For boards and compliance leaders, the key is not to manage each control directly but to ensure that scraping risk is explicitly in scope for data-protection governance, that these kinds of layered measures are being implemented and that the organization can explain to regulators, customers and investors, how it is protecting its data infrastructure against free-rider abuse.
Earlier in 2025, I described a layered-defense approach that treats scraping mitigation as a stacked system: make it harder for automated actors to enter, harder for them to operate at scale and harder for them to convert stolen output into competitive value. That philosophy aligns closely with the OWASP guidance: multiple, coordinated controls that raise the cost of extraction, while we wait for a federal “data misappropriation” standard to give defenders a legal backstop that matches the technical reality.
Innovation requires boundaries
We cannot build a robust AI economy on a foundation of infrastructure theft. If the free-rider problem remains unchecked, we risk a market where no one invests in data quality because no one can protect it.

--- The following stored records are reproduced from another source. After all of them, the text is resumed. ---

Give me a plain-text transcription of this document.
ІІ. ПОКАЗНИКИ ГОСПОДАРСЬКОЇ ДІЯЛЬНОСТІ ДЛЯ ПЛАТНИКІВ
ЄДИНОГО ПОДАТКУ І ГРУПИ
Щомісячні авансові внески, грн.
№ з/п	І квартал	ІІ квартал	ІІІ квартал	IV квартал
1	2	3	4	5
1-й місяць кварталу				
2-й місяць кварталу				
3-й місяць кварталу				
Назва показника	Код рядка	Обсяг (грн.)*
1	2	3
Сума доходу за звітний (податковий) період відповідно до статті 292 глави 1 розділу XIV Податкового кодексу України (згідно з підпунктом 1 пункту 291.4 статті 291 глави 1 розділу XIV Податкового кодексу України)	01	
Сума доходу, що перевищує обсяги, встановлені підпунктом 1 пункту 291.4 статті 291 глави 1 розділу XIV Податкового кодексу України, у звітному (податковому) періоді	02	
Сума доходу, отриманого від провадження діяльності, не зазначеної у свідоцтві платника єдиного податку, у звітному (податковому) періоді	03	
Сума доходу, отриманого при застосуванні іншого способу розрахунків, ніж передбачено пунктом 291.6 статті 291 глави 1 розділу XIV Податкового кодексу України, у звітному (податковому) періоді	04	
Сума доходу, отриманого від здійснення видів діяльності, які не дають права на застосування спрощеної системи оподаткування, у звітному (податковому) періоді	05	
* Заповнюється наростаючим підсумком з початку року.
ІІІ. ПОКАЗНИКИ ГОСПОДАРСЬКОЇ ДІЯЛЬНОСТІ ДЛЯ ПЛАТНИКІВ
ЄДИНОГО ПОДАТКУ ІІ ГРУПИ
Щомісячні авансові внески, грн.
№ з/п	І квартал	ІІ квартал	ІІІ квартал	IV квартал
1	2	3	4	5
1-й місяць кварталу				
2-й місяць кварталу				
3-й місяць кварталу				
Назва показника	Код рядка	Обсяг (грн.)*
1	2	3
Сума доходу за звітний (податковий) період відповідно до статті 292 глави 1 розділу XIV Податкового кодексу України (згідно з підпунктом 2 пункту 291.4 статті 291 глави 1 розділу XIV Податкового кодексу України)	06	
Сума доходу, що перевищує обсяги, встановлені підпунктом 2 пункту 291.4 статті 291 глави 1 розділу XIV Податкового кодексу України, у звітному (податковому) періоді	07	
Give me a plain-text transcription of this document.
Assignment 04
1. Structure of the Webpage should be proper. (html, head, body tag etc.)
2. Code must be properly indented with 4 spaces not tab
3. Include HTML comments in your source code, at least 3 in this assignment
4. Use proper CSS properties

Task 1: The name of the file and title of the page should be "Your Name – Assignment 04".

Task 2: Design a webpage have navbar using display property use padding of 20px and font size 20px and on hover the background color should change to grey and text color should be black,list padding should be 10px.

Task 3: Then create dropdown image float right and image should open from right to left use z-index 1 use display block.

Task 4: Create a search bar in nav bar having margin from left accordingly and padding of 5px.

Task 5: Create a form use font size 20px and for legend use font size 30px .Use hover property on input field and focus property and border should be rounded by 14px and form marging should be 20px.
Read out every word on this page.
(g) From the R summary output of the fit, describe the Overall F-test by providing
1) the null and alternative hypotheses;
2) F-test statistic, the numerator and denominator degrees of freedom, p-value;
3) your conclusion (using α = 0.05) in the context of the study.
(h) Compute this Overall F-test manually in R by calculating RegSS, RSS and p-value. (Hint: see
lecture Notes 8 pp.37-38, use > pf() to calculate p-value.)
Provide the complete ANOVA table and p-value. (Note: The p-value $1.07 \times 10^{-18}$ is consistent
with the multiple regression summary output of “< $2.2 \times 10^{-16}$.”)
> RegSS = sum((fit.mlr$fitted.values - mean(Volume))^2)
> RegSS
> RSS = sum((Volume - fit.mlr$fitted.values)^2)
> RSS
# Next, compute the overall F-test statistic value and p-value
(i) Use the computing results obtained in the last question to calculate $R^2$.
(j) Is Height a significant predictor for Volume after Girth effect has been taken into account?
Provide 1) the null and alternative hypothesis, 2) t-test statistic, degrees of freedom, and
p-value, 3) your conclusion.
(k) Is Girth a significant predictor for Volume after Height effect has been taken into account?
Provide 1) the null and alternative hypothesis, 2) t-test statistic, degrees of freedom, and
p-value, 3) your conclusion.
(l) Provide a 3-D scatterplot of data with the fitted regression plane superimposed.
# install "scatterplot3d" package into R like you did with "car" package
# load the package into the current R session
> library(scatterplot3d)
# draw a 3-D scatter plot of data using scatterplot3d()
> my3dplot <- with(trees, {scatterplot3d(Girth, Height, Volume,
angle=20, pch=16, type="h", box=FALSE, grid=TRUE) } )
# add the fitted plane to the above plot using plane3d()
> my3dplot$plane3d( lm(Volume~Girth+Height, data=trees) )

The solution is not to ban automation but to govern it. As AI reshapes the nature of work, we must protect the data infrastructure that makes these models effective. Preserving the value of high-quality data is essential for the sustained advancement of the industry. By defining “data misappropriation” at the federal level, we can safeguard legitimate research and interoperability while ensuring that the companies building the digital future can sustain the infrastructure that supports it.


Areejit Banerjee is a senior data protection and product security leader focused on reducing automated data harvesting and misuse risk across digital products. He is a graduate researcher at Purdue University studying the compliance and accountability implications of AI-enabled data extraction. He contributes to OWASP Foundation community standards efforts on protection against automated threats, helping modernize guidance for today’s attacker capabilities.